Health care teams often include members of multiple health professions, including physicians, nurse practitioners, physician assistants, pharmacists, physical therapists, and care managers among others. To foster the trust essential to healing relationships between patients and physicians or nonphysician practitioners, all members of the team should be candid about their professional credentials, their experience, and the role they will play in the patient’s care.

An effective team requires the vision and direction of an effective leader. In medicine, this means having a clinical leader who will ensure that the team as a whole functions effectively and facilitates decision-making. Physicians are uniquely situated to serve as clinical leaders. By virtue of their thorough and diverse training, experience, and knowledge, physicians have a distinctive appreciation of the breadth of health issues and treatments that enables them to synthesize the diverse professional perspectives and recommendations of the team into an appropriate, coherent plan of care for the patient.

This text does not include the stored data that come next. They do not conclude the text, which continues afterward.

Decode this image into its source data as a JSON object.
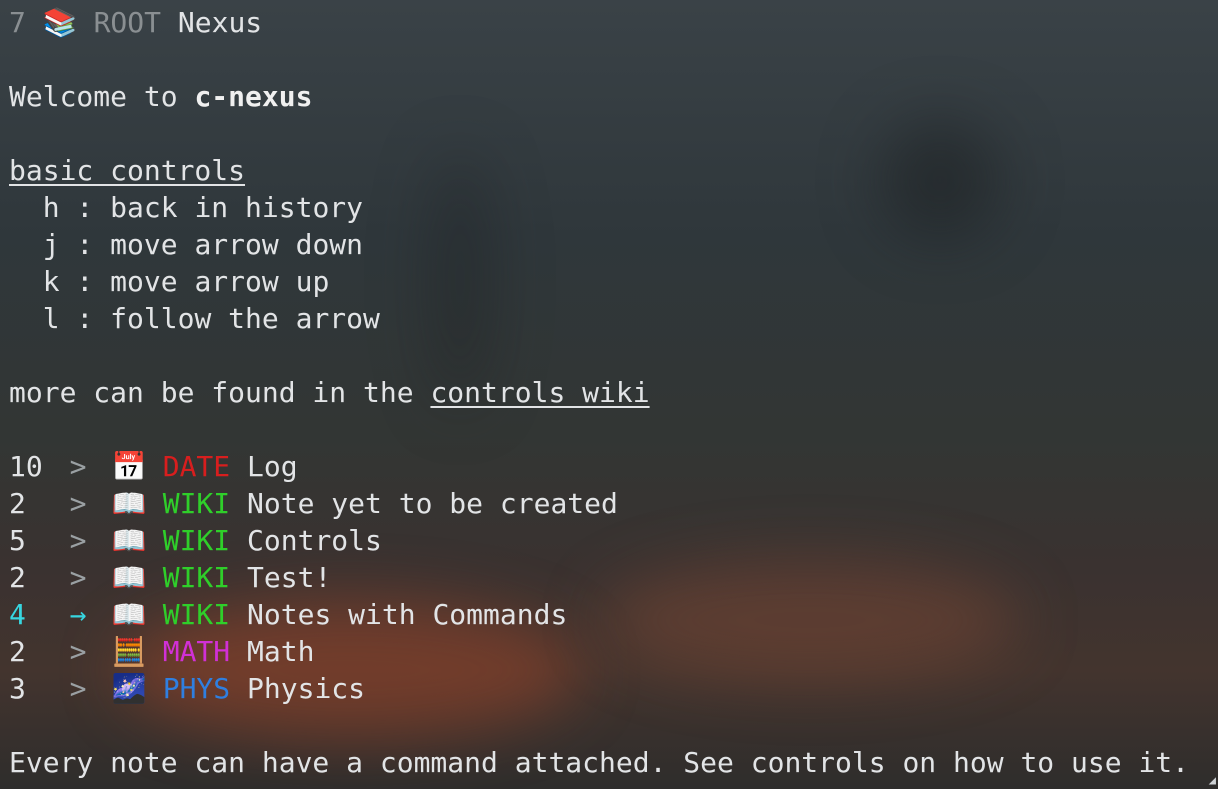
{
  "header": {
    "count": "7",
    "icon": "📚",
    "type": "ROOT",
    "title": "Nexus"
  },
  "welcome": {
    "prefix": "Welcome to ",
    "name": "c-nexus"
  },
  "controls": {
    "heading": "basic controls",
    "items": [
      {
        "key": "h",
        "desc": "back in history"
      },
      {
        "key": "j",
        "desc": "move arrow down"
      },
      {
        "key": "k",
        "desc": "move arrow up"
      },
      {
        "key": "l",
        "desc": "follow the arrow"
      }
    ]
  },
  "more": {
    "prefix": "more can be found in the ",
    "link": "controls wiki"
  },
  "links": [
    {
      "count": "10",
      "arrow": ">",
      "icon": "📅",
      "type": "DATE",
      "title": "Log",
      "kind": "date",
      "selected": false
    },
    {
      "count": "2",
      "arrow": ">",
      "icon": "📖",
      "type": "WIKI",
      "title": "Note yet to be created",
      "kind": "wiki",
      "selected": false
    },
    {
      "count": "5",
      "arrow": ">",
      "icon": "📖",
      "type": "WIKI",
      "title": "Controls",
      "kind": "wiki",
      "selected": false
    },
    {
      "count": "2",
      "arrow": ">",
      "icon": "📖",
      "type": "WIKI",
      "title": "Test!",
      "kind": "wiki",
      "selected": false
    },
    {
      "count": "4",
      "arrow": "→",
      "icon": "📖",
      "type": "WIKI",
      "title": "Notes with Commands",
      "kind": "wiki",
      "selected": true
    },
    {
      "count": "2",
      "arrow": ">",
      "icon": "🧮",
      "type": "MATH",
      "title": "Math",
      "kind": "math",
      "selected": false
    },
    {
      "count": "3",
      "arrow": ">",
      "icon": "🌌",
      "type": "PHYS",
      "title": "Physics",
      "kind": "phys",
      "selected": false
    }
  ],
  "footer": {
    "message": "Every note can have a command attached. See controls on how to use it."
  },
  "colors": {
    "date": "#d81e1e",
    "wiki": "#2fcf2a",
    "math": "#d130d6",
    "phys": "#2f7fe0",
    "selected": "#37d6e0"
  }
}
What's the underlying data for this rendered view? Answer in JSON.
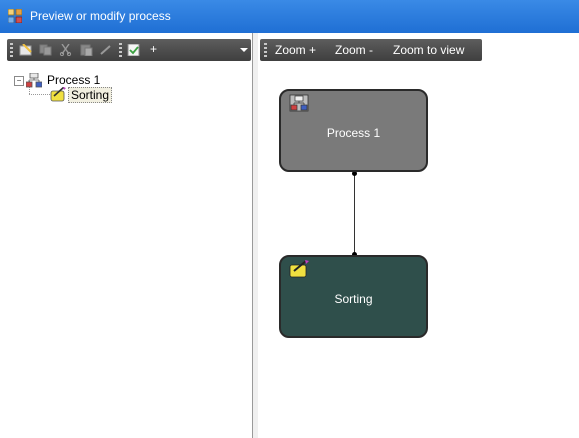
{
  "window": {
    "title": "Preview or modify process"
  },
  "left_toolbar": {
    "add_label": "+"
  },
  "tree": {
    "root": {
      "label": "Process 1",
      "expander": "−"
    },
    "child": {
      "label": "Sorting"
    }
  },
  "right_toolbar": {
    "zoom_in": "Zoom +",
    "zoom_out": "Zoom -",
    "zoom_to_view": "Zoom to view"
  },
  "diagram": {
    "nodes": [
      {
        "label": "Process 1",
        "color": "#7a7a7a"
      },
      {
        "label": "Sorting",
        "color": "#2f4f4b"
      }
    ]
  }
}
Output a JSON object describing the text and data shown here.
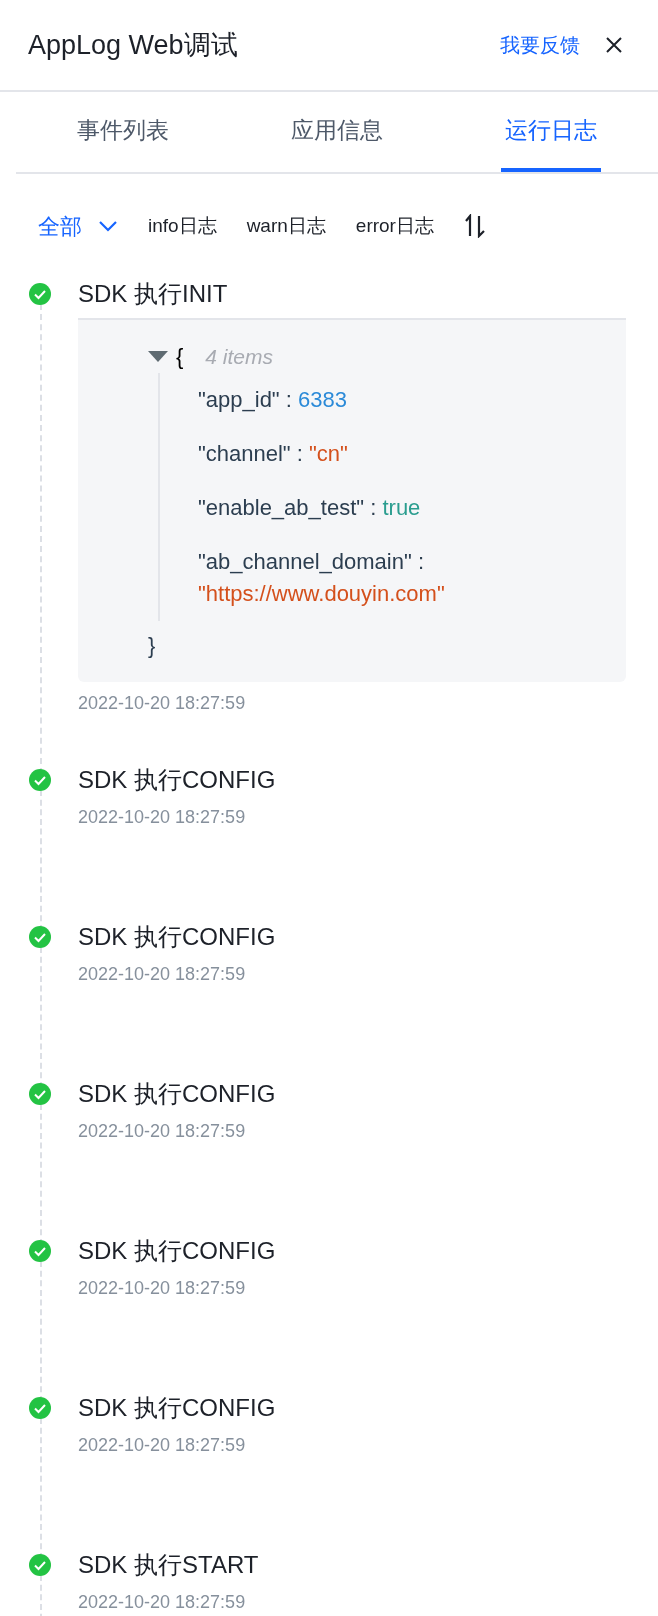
{
  "header": {
    "title": "AppLog Web调试",
    "feedback_link": "我要反馈"
  },
  "tabs": [
    {
      "label": "事件列表",
      "selected": false
    },
    {
      "label": "应用信息",
      "selected": false
    },
    {
      "label": "运行日志",
      "selected": true
    }
  ],
  "filters": [
    {
      "label": "全部",
      "selected": true,
      "kind": "dropdown"
    },
    {
      "label": "info日志",
      "selected": false,
      "kind": "plain"
    },
    {
      "label": "warn日志",
      "selected": false,
      "kind": "plain"
    },
    {
      "label": "error日志",
      "selected": false,
      "kind": "plain"
    }
  ],
  "logs": [
    {
      "title": "SDK 执行INIT",
      "time": "2022-10-20 18:27:59",
      "ok": true,
      "kind": "json",
      "json": {
        "expanded": true,
        "open_brace": "{",
        "close_brace": "}",
        "count": "4 items",
        "entries": [
          {
            "key": "\"app_id\" :",
            "value": "6383",
            "kind": "number"
          },
          {
            "key": "\"channel\" :",
            "value": "\"cn\"",
            "kind": "string"
          },
          {
            "key": "\"enable_ab_test\" :",
            "value": "true",
            "kind": "boolean"
          },
          {
            "key": "\"ab_channel_domain\" :",
            "value": "\"https://www.douyin.com\"",
            "kind": "string"
          }
        ]
      }
    },
    {
      "title": "SDK 执行CONFIG",
      "time": "2022-10-20 18:27:59",
      "ok": true,
      "kind": "plain"
    },
    {
      "title": "SDK 执行CONFIG",
      "time": "2022-10-20 18:27:59",
      "ok": true,
      "kind": "plain"
    },
    {
      "title": "SDK 执行CONFIG",
      "time": "2022-10-20 18:27:59",
      "ok": true,
      "kind": "plain"
    },
    {
      "title": "SDK 执行CONFIG",
      "time": "2022-10-20 18:27:59",
      "ok": true,
      "kind": "plain"
    },
    {
      "title": "SDK 执行CONFIG",
      "time": "2022-10-20 18:27:59",
      "ok": true,
      "kind": "plain"
    },
    {
      "title": "SDK 执行START",
      "time": "2022-10-20 18:27:59",
      "ok": true,
      "kind": "plain"
    }
  ]
}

As clinical leaders within health care teams, physicians individually should:

  1. Model ethical leadership by:  
    1. understanding the range of their own and other team members' skills and expertise and roles in the patient's care; 
    2. clearly articulating individual responsibilities and accountability; 
    3. encouraging insights from other members and being open to adopting them; 
    4. mastering broad teamwork skills. 
  2. Promote core team values of honesty, discipline, creativity, humility, and curiosity and commitment to continuous improvement. 
  3. Help clarify expectations to support systematic, transparent decision making. 
  4. Encourage open discussion of ethical and clinical concerns and foster a team culture in which each member’s opinion is heard and considered and team members share accountability for decisions and outcomes. 
  5. Communicate appropriately with the patient and family, respecting the unique relationship of patient and family as members of the team. 
  6. Assure that all team members are describing their profession and role.

    As leaders within health care institutions, physicians individually and collectively should: 

  7. Advocate for the resources and support health care teams need to collaborate effectively in providing high-quality care for the patients they serve, including education about the principles of effective teamwork and training to build teamwork skills.  
  8. Encourage their institutions to identify and constructively address barriers to effective collaboration.  
  9. Promote the development and use of institutional policies and procedures, such as an institutional ethics committee or similar resource, to address constructively conflicts within teams that adversely affect patient care.
  10. Promote a culture of respect, collegiality and transparency among all health care personnel.